We take as \(G\) any Levi graph like that given in Theorem  3. Then any covering graph \(H\) is bipartite with at least the same girth, so such a graph is a Levi graph for some configuration. \(\square \)

We do not know if there are, for each \(r\ge 3\), infinitely many geometric configurations attaining the bound.
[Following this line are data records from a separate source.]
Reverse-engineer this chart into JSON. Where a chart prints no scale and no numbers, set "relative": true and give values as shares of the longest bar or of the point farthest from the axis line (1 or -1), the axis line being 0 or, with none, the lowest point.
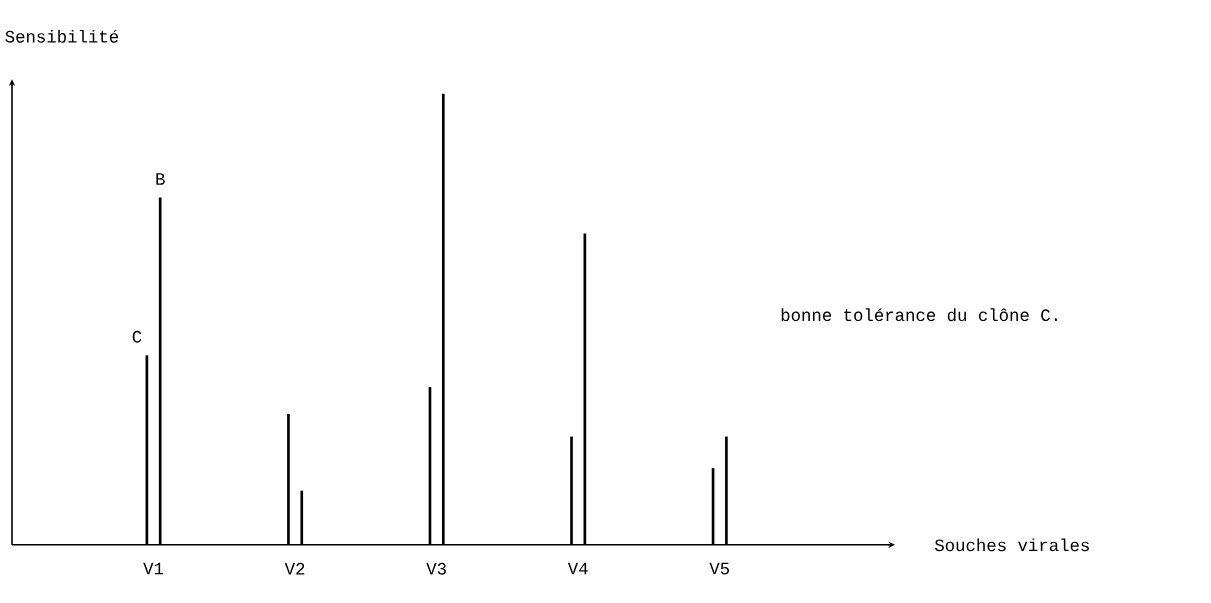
{
  "chart_data": {
    "type": "bar",
    "relative": true,
    "xlabel": "Souches virales",
    "ylabel": "Sensibilité",
    "categories": [
      "V1",
      "V2",
      "V3",
      "V4",
      "V5"
    ],
    "series": [
      {
        "name": "C",
        "color": "#000000",
        "values": [
          0.42,
          0.29,
          0.35,
          0.24,
          0.17
        ]
      },
      {
        "name": "B",
        "color": "#000000",
        "values": [
          0.77,
          0.12,
          1,
          0.69,
          0.24
        ]
      }
    ],
    "annotations": [
      "bonne tolérance du clône C."
    ]
  }
}
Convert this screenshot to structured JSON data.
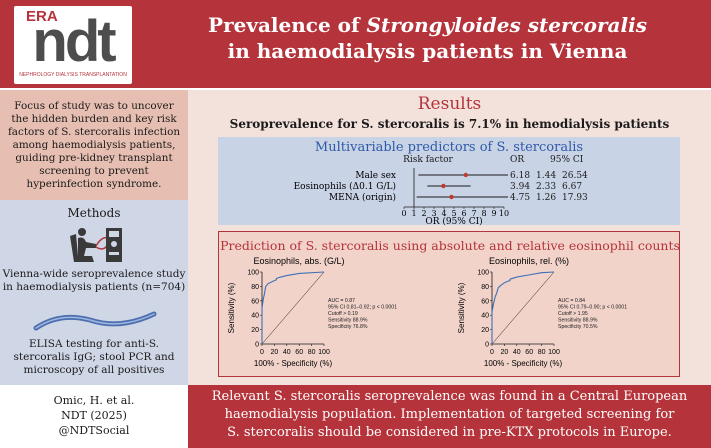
{
  "header": {
    "logo_top": "ERA",
    "logo_main": "ndt",
    "logo_sub": "NEPHROLOGY DIALYSIS TRANSPLANTATION",
    "title_line1_a": "Prevalence of ",
    "title_line1_b": "Strongyloides stercoralis",
    "title_line2": "in haemodialysis patients in Vienna"
  },
  "left": {
    "focus": "Focus of study was to uncover the hidden burden and key risk factors of S. stercoralis infection among haemodialysis patients, guiding pre-kidney transplant screening to prevent hyperinfection syndrome.",
    "methods_label": "Methods",
    "study": "Vienna-wide seroprevalence study in haemodialysis patients (n=704)",
    "elisa": "ELISA testing for anti-S. stercoralis IgG; stool PCR and microscopy of all positives",
    "citation_line1": "Omic, H. et al.",
    "citation_line2": "NDT (2025)",
    "citation_line3": "@NDTSocial"
  },
  "results": {
    "title": "Results",
    "subtitle": "Seroprevalence for S. stercoralis is 7.1% in hemodialysis patients"
  },
  "forest": {
    "title": "Multivariable predictors of S. stercoralis",
    "col_risk": "Risk factor",
    "col_or": "OR",
    "col_ci": "95% CI",
    "xlabel": "OR (95% CI)",
    "rows": [
      {
        "label": "Male sex",
        "or": "6.18",
        "lo": "1.44",
        "hi": "26.54"
      },
      {
        "label": "Eosinophils (Δ0.1 G/L)",
        "or": "3.94",
        "lo": "2.33",
        "hi": "6.67"
      },
      {
        "label": "MENA (origin)",
        "or": "4.75",
        "lo": "1.26",
        "hi": "17.93"
      }
    ]
  },
  "chart_data": [
    {
      "type": "forest",
      "title": "Multivariable predictors of S. stercoralis",
      "xlabel": "OR (95% CI)",
      "xlim": [
        0,
        10
      ],
      "xticks": [
        0,
        1,
        2,
        3,
        4,
        5,
        6,
        7,
        8,
        9,
        10
      ],
      "series": [
        {
          "name": "Male sex",
          "or": 6.18,
          "ci": [
            1.44,
            26.54
          ]
        },
        {
          "name": "Eosinophils (Δ0.1 G/L)",
          "or": 3.94,
          "ci": [
            2.33,
            6.67
          ]
        },
        {
          "name": "MENA (origin)",
          "or": 4.75,
          "ci": [
            1.26,
            17.93
          ]
        }
      ]
    },
    {
      "type": "line",
      "title": "Eosinophils, abs. (G/L)",
      "xlabel": "100% - Specificity (%)",
      "ylabel": "Sensitivity (%)",
      "xlim": [
        0,
        100
      ],
      "ylim": [
        0,
        100
      ],
      "xticks": [
        0,
        20,
        40,
        60,
        80,
        100
      ],
      "yticks": [
        0,
        20,
        40,
        60,
        80,
        100
      ],
      "x": [
        0,
        0,
        2,
        4,
        5,
        6,
        10,
        15,
        20,
        23,
        23,
        30,
        40,
        60,
        100
      ],
      "y": [
        0,
        50,
        62,
        70,
        75,
        80,
        84,
        86,
        88,
        89,
        91,
        93,
        95,
        98,
        100
      ],
      "annotations": [
        "AUC = 0.87",
        "95% CI 0.81–0.92; p < 0.0001",
        "Cutoff > 0.19",
        "Sensitivity 88.9%",
        "Specificity 76.8%"
      ]
    },
    {
      "type": "line",
      "title": "Eosinophils, rel. (%)",
      "xlabel": "100% - Specificity (%)",
      "ylabel": "Sensitivity (%)",
      "xlim": [
        0,
        100
      ],
      "ylim": [
        0,
        100
      ],
      "xticks": [
        0,
        20,
        40,
        60,
        80,
        100
      ],
      "yticks": [
        0,
        20,
        40,
        60,
        80,
        100
      ],
      "x": [
        0,
        0,
        3,
        5,
        8,
        10,
        15,
        20,
        25,
        29,
        29,
        40,
        60,
        80,
        100
      ],
      "y": [
        0,
        45,
        58,
        65,
        72,
        78,
        82,
        85,
        87,
        88,
        90,
        93,
        96,
        99,
        100
      ],
      "annotations": [
        "AUC = 0.84",
        "95% CI 0.79–0.90; p < 0.0001",
        "Cutoff > 1.95",
        "Sensitivity 88.9%",
        "Specificity 70.5%"
      ]
    }
  ],
  "prediction": {
    "title": "Prediction of S. stercoralis using absolute and relative eosinophil counts"
  },
  "footer": {
    "line1": "Relevant S. stercoralis seroprevalence was found in a Central European",
    "line2": "haemodialysis population. Implementation of targeted screening for",
    "line3": "S. stercoralis should be considered in pre-KTX protocols in Europe."
  },
  "colors": {
    "brand_red": "#b5333a",
    "blue": "#2f5aa8",
    "roc_line": "#3d6fb8",
    "marker": "#c0392b"
  }
}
In general, configurations may be unbalanced, i.e. the corresponding Levi graph may be only semi-regular. If we have \(v\) black vertices, each of valence \(r\) and \(b\) white vertices, each of valence \(k\), the corresponding incidence structure is called a \((v_r,b_k)\) configuration. In this context, we get the following upper bound.

Theorem 6

Let \(M\) be the size of an independent set of elements of a \((v_r,b_k)\) configuration. Then \(M \le \lfloor (bk + vr -v -b)/(rk -1) \rfloor \).

Proof

Let \(M = p + q\) be the maximal number of independent elements, where there are \(p\) points and \(q\) lines. Then \(pr + q \le b, qk + p \le v\). Clearly, if we take both equalities, the maximum for \(M\) will be achieved. Solving for \(p\) and \(q\) we get \(M = (bk + vr - v - b)/(rk - 1)\) and the result follows. Note that in case \(b=v\) and \(k=r\) we obtain the same result as Theorem  3. \(\square \)

It would be interesting to find geometric realizations of the upper bound for non-balanced configurations.